Segundo Eviane Leidig, autora de “The Women of the Far Right: Social Media Influencers and Online Radicalization” (As mulheres da extrema direita: influenciadores das redes sociais e radicalização online, em português), este é o tipo de tendência que “posiciona o trabalho doméstico como um espaço de felicidade e tranquilidade”.
E Neeleman não está sozinha nesse projeto. Outras influenciadoras carregadas de seguidores usam seus perfis no Instagram e TikTok para promover —com uma boa dose de glamour— a vida como donas de casa. Elas são chamadas de “tradwives”, ou “esposas tradicionais”. Segundo pesquisadores, por mais que as imagens produzidas por essas mulheres pareçam apolíticas, são formas sutis de promover valores como a maternidade e a ideia de que esposas devem se ocupar de tarefas domésticas.
A ex-modelo Nara Smith, que acumula ao menos 4,5 milhões de seguidores no Instagram, ganhou espaço com seus vídeos em que cozinha vestindo roupas de grife, por exemplo. Em um deles, usando um vestido branco decotado, com unhas feitas à perfeição e cabelo irretocável, ela faz um sanduíche que envolve a confecção do pão e do chimichurri, além da fritura de um bife alto.

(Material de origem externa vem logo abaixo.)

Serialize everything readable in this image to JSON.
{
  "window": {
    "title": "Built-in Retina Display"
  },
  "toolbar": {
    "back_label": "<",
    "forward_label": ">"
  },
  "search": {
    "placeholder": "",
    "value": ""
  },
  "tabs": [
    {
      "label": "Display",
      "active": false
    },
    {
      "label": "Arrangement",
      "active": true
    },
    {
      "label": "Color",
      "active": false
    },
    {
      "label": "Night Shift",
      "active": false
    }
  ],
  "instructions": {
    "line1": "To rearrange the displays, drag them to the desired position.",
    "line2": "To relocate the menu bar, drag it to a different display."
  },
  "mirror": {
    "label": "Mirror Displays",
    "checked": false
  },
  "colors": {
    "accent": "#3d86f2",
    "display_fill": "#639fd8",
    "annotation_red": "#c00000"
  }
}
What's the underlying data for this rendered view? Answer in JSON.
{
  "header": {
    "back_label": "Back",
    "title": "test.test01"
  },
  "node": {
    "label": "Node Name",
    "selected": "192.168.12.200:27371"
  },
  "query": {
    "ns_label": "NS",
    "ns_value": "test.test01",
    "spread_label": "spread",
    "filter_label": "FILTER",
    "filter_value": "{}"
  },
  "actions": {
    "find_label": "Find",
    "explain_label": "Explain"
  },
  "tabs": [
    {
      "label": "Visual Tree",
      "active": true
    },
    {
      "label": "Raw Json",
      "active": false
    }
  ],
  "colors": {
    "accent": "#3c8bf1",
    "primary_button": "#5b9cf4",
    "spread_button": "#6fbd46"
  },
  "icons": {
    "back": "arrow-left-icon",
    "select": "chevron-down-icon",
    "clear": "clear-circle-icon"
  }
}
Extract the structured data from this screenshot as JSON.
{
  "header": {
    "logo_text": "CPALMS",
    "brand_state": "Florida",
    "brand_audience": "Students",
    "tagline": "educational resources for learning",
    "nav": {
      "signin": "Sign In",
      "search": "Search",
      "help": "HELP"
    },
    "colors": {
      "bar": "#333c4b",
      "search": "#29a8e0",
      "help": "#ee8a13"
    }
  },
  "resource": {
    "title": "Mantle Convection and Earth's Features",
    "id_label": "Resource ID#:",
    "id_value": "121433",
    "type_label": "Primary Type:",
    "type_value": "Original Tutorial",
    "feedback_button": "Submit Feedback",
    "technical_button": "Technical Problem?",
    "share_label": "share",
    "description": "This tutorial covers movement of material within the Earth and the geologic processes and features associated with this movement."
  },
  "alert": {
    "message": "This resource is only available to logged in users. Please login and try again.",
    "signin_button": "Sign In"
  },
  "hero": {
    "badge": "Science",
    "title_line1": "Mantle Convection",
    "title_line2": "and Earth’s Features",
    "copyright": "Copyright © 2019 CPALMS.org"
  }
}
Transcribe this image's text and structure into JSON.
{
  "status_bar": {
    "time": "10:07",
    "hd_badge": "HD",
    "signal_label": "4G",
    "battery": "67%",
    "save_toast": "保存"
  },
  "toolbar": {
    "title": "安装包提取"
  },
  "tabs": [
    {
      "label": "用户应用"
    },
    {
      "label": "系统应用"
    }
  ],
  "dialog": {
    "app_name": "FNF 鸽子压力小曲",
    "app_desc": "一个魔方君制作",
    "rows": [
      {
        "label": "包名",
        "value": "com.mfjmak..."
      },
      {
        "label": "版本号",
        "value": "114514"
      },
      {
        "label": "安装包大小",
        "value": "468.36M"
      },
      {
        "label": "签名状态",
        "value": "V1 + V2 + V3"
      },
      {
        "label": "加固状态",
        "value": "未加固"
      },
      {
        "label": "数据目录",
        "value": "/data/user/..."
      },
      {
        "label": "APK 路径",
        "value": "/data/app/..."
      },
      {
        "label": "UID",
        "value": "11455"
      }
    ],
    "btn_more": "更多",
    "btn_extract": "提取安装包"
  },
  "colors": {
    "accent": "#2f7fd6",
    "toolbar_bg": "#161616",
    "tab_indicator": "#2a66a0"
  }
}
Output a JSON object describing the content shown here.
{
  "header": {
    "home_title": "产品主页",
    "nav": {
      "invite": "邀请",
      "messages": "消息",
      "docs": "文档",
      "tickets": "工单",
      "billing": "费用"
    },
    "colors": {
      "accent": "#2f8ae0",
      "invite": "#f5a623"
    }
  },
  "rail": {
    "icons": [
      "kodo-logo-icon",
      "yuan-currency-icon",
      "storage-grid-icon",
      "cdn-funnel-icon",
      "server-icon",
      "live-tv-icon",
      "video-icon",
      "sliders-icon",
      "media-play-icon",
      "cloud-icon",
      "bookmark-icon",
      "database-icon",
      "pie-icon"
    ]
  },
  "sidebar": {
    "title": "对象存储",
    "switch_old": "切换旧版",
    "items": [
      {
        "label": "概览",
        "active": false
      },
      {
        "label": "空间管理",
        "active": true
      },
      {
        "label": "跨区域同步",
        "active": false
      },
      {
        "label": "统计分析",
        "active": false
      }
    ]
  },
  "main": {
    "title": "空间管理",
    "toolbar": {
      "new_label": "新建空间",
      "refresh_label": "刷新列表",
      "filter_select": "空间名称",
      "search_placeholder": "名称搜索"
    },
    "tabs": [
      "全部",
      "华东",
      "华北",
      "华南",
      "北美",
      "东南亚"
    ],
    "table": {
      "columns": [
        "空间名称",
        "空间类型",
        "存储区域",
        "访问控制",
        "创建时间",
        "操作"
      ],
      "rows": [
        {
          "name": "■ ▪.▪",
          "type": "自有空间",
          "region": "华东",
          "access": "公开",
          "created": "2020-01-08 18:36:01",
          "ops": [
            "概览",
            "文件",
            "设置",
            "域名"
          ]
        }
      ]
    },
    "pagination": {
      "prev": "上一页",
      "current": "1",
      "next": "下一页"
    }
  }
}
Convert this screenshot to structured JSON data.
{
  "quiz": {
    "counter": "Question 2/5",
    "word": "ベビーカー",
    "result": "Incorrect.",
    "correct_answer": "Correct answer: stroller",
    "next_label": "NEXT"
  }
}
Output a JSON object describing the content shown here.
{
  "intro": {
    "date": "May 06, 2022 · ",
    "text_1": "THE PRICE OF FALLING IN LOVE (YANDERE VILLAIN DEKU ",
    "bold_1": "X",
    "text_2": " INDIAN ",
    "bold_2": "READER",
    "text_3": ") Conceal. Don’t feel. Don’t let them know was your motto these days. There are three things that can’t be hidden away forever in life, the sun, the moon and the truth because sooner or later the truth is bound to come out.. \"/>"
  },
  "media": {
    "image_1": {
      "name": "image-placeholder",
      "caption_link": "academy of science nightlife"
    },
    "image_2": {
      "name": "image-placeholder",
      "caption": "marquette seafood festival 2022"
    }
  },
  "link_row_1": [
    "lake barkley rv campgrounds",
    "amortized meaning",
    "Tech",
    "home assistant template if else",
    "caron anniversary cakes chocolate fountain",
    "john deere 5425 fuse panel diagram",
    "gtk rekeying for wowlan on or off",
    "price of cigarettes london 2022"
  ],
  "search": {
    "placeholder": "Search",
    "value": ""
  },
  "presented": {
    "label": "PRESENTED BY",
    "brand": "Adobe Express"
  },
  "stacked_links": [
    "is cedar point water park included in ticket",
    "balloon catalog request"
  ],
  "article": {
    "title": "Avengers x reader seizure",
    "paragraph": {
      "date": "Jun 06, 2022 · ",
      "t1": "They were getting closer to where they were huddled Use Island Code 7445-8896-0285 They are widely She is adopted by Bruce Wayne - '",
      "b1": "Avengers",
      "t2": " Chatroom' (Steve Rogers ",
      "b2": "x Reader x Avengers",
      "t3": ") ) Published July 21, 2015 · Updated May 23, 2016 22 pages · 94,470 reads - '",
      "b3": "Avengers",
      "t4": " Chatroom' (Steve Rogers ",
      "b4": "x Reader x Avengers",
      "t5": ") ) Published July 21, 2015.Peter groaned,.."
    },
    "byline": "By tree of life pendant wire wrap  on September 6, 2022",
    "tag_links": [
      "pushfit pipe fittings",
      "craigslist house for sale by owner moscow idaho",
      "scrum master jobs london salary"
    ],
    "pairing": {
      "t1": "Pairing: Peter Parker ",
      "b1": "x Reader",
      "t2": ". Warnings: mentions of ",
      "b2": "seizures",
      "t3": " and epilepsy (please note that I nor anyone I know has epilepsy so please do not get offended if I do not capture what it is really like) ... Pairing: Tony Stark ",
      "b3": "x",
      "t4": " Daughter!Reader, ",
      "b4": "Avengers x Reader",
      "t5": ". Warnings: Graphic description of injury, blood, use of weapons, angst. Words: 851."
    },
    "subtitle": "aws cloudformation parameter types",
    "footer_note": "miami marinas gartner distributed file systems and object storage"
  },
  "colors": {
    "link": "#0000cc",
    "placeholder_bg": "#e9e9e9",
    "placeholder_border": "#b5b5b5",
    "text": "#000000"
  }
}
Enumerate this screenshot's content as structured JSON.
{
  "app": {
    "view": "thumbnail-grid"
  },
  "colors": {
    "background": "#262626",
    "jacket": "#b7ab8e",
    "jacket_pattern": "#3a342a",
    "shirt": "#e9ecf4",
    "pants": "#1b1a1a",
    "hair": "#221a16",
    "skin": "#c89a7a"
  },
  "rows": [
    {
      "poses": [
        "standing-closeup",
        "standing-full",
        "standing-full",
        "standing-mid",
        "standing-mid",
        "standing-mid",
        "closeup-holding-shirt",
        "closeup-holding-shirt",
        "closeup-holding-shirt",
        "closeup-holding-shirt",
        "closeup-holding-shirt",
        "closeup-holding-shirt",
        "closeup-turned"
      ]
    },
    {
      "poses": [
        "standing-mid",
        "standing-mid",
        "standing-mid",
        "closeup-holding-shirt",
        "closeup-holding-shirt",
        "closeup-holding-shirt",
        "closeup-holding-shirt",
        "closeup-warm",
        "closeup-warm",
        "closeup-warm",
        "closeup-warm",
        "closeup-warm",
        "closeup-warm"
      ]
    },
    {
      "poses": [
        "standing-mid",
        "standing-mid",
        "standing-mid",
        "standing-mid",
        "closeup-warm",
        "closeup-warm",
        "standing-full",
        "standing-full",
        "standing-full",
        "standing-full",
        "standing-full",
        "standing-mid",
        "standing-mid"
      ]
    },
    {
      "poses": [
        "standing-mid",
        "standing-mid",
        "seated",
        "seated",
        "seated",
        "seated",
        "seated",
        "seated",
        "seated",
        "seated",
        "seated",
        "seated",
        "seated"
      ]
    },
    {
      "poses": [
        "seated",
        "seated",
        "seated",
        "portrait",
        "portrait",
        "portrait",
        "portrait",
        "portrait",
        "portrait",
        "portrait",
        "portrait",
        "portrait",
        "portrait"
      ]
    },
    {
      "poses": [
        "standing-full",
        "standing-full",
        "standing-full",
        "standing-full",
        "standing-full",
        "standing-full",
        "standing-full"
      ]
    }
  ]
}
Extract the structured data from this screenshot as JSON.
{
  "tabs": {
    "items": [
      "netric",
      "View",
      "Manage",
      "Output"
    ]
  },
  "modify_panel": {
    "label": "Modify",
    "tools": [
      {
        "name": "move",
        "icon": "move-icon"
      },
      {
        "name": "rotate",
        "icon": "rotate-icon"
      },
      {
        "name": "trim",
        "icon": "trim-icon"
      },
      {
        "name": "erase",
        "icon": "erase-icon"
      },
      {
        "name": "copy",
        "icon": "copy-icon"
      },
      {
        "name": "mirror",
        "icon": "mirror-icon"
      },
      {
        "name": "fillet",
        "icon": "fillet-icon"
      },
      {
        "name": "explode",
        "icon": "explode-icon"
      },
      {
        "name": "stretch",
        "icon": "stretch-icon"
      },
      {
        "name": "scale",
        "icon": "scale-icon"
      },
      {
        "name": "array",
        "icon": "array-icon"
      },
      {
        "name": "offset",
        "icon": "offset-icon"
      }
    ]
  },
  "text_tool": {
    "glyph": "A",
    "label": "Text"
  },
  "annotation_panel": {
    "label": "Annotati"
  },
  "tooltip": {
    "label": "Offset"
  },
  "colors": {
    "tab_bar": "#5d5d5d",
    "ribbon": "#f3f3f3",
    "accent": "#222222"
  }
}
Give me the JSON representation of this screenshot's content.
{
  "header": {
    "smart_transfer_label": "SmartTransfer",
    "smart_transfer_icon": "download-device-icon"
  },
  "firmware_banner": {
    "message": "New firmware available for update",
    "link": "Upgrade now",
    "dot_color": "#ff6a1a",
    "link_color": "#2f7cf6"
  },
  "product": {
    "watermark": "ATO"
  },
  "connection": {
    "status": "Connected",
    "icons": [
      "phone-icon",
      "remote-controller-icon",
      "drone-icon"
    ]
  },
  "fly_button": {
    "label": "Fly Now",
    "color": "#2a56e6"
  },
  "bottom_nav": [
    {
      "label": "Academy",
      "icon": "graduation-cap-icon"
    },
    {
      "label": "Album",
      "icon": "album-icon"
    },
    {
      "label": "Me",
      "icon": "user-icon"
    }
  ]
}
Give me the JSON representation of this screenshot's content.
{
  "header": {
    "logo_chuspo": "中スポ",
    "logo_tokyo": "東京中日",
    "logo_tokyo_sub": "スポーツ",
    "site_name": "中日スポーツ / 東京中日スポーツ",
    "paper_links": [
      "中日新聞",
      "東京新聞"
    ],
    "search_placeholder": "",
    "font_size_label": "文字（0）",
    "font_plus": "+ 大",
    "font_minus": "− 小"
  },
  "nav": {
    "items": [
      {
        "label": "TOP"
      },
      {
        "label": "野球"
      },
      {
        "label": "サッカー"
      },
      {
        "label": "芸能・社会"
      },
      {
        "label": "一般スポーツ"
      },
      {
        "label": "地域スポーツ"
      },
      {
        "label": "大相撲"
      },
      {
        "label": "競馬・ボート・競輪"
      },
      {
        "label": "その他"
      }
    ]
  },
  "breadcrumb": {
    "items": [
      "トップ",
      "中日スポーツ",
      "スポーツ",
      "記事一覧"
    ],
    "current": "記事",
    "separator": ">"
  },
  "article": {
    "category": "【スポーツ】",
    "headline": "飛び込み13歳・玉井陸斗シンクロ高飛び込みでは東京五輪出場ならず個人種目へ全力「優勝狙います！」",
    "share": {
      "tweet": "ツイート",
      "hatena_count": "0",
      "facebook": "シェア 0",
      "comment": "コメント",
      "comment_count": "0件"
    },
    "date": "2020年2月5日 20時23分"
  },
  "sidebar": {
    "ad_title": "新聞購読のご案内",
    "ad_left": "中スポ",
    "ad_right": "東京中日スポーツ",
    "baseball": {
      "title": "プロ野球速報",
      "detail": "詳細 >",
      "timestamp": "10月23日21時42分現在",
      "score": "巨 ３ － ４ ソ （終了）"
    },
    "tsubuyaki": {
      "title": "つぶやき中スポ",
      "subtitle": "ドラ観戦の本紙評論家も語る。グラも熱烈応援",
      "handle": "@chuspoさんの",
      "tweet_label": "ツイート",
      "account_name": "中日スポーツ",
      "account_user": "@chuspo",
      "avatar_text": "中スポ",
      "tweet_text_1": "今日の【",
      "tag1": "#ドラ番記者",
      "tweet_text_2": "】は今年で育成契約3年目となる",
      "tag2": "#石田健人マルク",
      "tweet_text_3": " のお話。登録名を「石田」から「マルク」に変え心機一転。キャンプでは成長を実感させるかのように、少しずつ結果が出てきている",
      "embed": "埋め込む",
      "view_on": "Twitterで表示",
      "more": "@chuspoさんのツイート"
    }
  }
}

“Meu marido vai viajar com os amigos e eu obviamente não poderia deixá-lo ir com fome”, diz ela, aos sussurros, na narração do vídeo. Assim como Neeleman, ela também é mórmon, grupo religioso associado não só a uma visão conservadora dos papéis de gênero, mas a todo um estilo de vida próximo ao dos pioneiros americanos, cercado de fé e trabalho.
A tendência das “tradwives” já cruzou o Atlântico. Perfis como de Victoria Maria Maciel, com 55 mil seguidores no Instagram, abrasileiram a ideia trocando a religião mórmon pelo catolicismo e incluindo brigadeiros em postagens que dizem “mulheres, sejam doces”.
Por aqui, a abordagem é um pouco mais pé no chão e inclui uma ocasional passada de pano no chão da casa ou um ciclo de roupas na máquina de lavar.
O estilo de vida dessas influenciadoras, principalmente Neeleman, chamou a atenção de veículos como o New York Times e a revista Evie, publicação feminina conservadora.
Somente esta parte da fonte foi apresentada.